Когда она вышла, он взял черновик и еще раз перечитал его с начала до конца. Потом подошел к двери и распахнул ее. С минуту он смотрел на пустынную улицу; наконец шагнул за порог и ступил на дорожку, ведущую к дому.

Он смотрел на город. Больница отсюда не была видна, но полковник мысленно увидел ее, и всего явственней представилось ему темное окно той палаты, где лежал Луис.

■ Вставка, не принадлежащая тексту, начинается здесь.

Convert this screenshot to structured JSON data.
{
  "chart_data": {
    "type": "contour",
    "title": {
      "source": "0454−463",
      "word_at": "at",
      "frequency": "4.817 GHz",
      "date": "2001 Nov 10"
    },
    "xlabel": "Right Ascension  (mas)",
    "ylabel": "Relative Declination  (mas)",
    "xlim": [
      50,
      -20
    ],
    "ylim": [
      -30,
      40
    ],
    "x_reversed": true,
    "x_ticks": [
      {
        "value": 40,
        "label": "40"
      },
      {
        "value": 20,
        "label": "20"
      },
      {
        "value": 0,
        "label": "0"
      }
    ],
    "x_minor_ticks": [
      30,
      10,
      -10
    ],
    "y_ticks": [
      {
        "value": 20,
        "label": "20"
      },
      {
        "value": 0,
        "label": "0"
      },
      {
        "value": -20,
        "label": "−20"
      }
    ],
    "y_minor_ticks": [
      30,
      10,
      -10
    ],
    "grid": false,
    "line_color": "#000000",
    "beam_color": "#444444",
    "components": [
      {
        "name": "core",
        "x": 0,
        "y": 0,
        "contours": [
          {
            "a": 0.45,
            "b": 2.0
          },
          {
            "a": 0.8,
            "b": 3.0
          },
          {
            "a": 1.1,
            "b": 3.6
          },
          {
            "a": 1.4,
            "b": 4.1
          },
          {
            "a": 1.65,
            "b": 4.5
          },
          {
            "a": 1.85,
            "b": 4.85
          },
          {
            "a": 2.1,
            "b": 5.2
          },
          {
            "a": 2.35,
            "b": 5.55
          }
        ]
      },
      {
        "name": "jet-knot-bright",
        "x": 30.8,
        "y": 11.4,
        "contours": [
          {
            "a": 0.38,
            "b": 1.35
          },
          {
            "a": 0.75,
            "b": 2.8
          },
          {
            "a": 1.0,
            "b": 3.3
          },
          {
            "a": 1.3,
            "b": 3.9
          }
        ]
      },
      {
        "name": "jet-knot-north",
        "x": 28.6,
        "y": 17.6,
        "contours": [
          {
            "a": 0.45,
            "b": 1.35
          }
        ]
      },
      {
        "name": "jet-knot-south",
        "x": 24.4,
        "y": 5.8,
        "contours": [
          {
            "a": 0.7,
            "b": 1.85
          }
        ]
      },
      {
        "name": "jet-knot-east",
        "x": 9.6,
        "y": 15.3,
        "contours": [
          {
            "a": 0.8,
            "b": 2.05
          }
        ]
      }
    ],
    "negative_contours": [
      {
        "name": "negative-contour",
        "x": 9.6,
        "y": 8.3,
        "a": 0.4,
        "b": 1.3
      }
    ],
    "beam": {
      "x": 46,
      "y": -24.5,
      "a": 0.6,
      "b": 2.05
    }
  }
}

«Бедняга Луис, — подумал он. — Черт побери, мой милый, я отдаю тебе честь». Он произнес это про себя и мысленно вытянулся и взял под козырек. С искренней грустью и уважением думая о Луисе, он невидящими глазами смотрел на дома напротив и отвел взгляд только после того, как звуки музыки постепенно дошли до его сознания.

Это Улановы, решил он, они всегда заводят патефон. Слишком громко для такого позднего часа. Бесцеремонная публика эти Улановы. Может, пойти и сказать ему, чтоб он перестал крутить свой патефон? Но потом, сам не зная почему, полковник передумал. Как-нибудь в другой раз.

Бедняга Луис. Надо же, чтоб стряслась такая беда, такая гнусная история, да всего за день до того, как тебе уезжать, и на другой день после отъезда той девушки… Полковник Хаф видел девушку. В воскресенье вечером он смотрел издали, как она танцевала на другой стороне широкой лужайки, что перед «Вигвамом»; она была в чем-то красном, и так хороша… да, хороша, и веселая, и с огоньком, тут не ошибешься даже издали, очень хороша, сразу видно, сколько в ней жизни и любви… Полковник подумал тогда, что неплохо бы провести с нею ночь или воскресный день, а то и годик… сейчас, слишком усталый, он не уследил за своими мыслями, и от этого воспоминания, выскочившего словно из-за угла, его ожгло стыдом: боже праведный, а Луис лежит там…

Вот он лежит там сейчас, как лежал вчера ночью, как будет лежать завтра, совсем один, и если не спит — о чем он думает? О чем я думал бы на его месте?

О чем думал бы я?

О чем думал бы я сегодня, и завтра, и все дни, пока этот Бийл сидит тут и ждет, и остальные врачи тоже ждут, и то, что стряслось, то стряслось, черт бы его побрал, оно идет своим чередом, и ты не в силах помешать, ты даже не чувствуешь ничего, пока… а потом…

Смерть срывает столько покровов.

Что же такое знает Дэйв Тил, чего не знаю я? Бывают же просто несчастные случаи! Телеграмма была той девушке. Бывает же иногда — просто несчастный случай. Но что думал бы я?

Хаф мысленно перебирает одно, другое, третье, но это все не то; и немного погодя он медленно возвращается по дорожке, входит в дом и медленно затворяет за собою дверь.